Through years of continuous tracking, and through building our BrandZ database, we’ve built an unrivalled understanding of how brands work. From this understanding, we’ve developed the Meaningfully Different Framework to help brands create financial value and growth.
We have found that the capacity of a brand to deliver volume share and justify a higher price point is dependent on how meaningful, different and salient the brand is to consumers.
Meaningful: Consumers feel an affinity for a strong brand or think it meets their needs, so a combination of emotional and rational resonance.
Different: A strong brand either feels different from other brands or sets the trends for the category. For example a category leader brand may not feel especially different to other brands because, as the leader, for many consumers it defines the category, but it is perceived to be setting trends and this sense of dynamism sets it apart from others.

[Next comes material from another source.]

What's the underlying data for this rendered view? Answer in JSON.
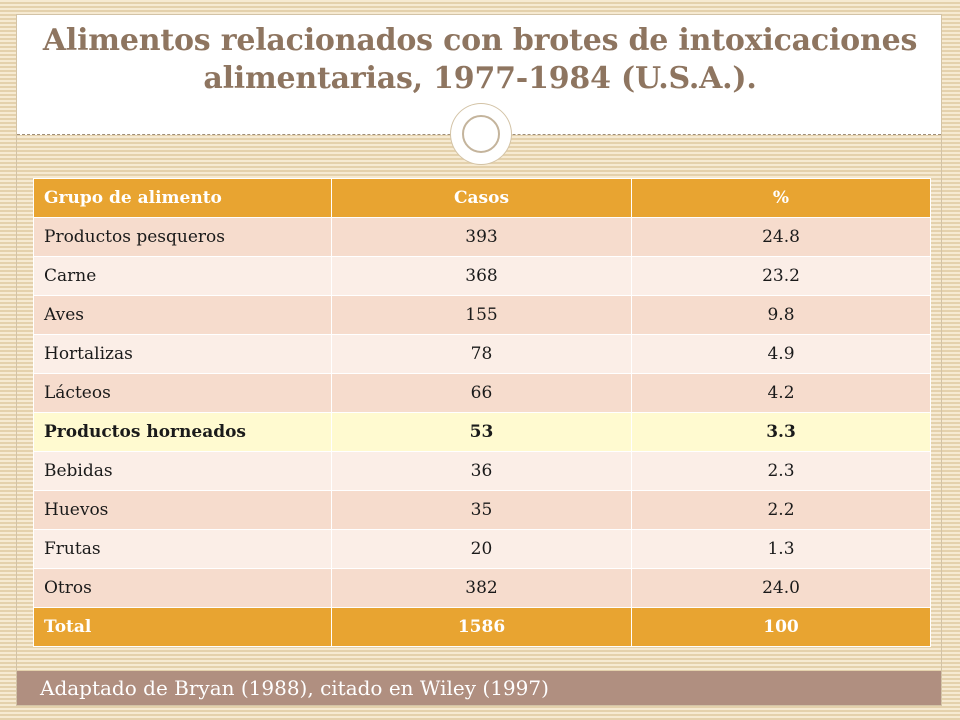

Salient: A strong brand comes to mind quickly and easily when consumers are making category choices. It’s all very well having a brand that is meaningfully different, but if it’s not properly amplified and communicated, then a brand cannot hope to reach its full potential.
At Colmar Brunton we use survey-based measures of consumer predisposition, how Meaningful, Different and Salient brands are, and combine these to give overall metrics of brand equity that tie directly to commercial outcomes.
Power is our lead equity metric. It measures people’s predisposition to buy the brand and so tells us the volume share that the brand is contributing to the business.
Premium measures people’s predisposition to pay extra for the brand and so tells us what the brand is doing to justify its price point.
Finally, we also have a forward-looking metric Potential, which tells us how consumer relationships with the brand are helping to prime future success.
We know that being Different is particularly important if you want your brand to justify a price premium; why would people pay more for your brand if they can get the same thing cheaper elsewhere? In contrast, being Salient rarely plays a big part in justifying a price premium (people don’t pay more for a brand just because it pops into their head), but simply being prominent in the mind can be can be the sole reason why people choose a brand.
All three (Power, Premium and Potential) are validated to in-market results. Brands that have high Power have been proven to generate five times the volume share of brands that have low power. Brands that have high Premium can charge 13% more, and having high Potential makes a brand 4 times more likely to grow.
We also go beyond brand pre-disposition or equity to understand what happens in-market – what are the brand’s facilitators and barriers, and how do these link to a brand’s financial performance.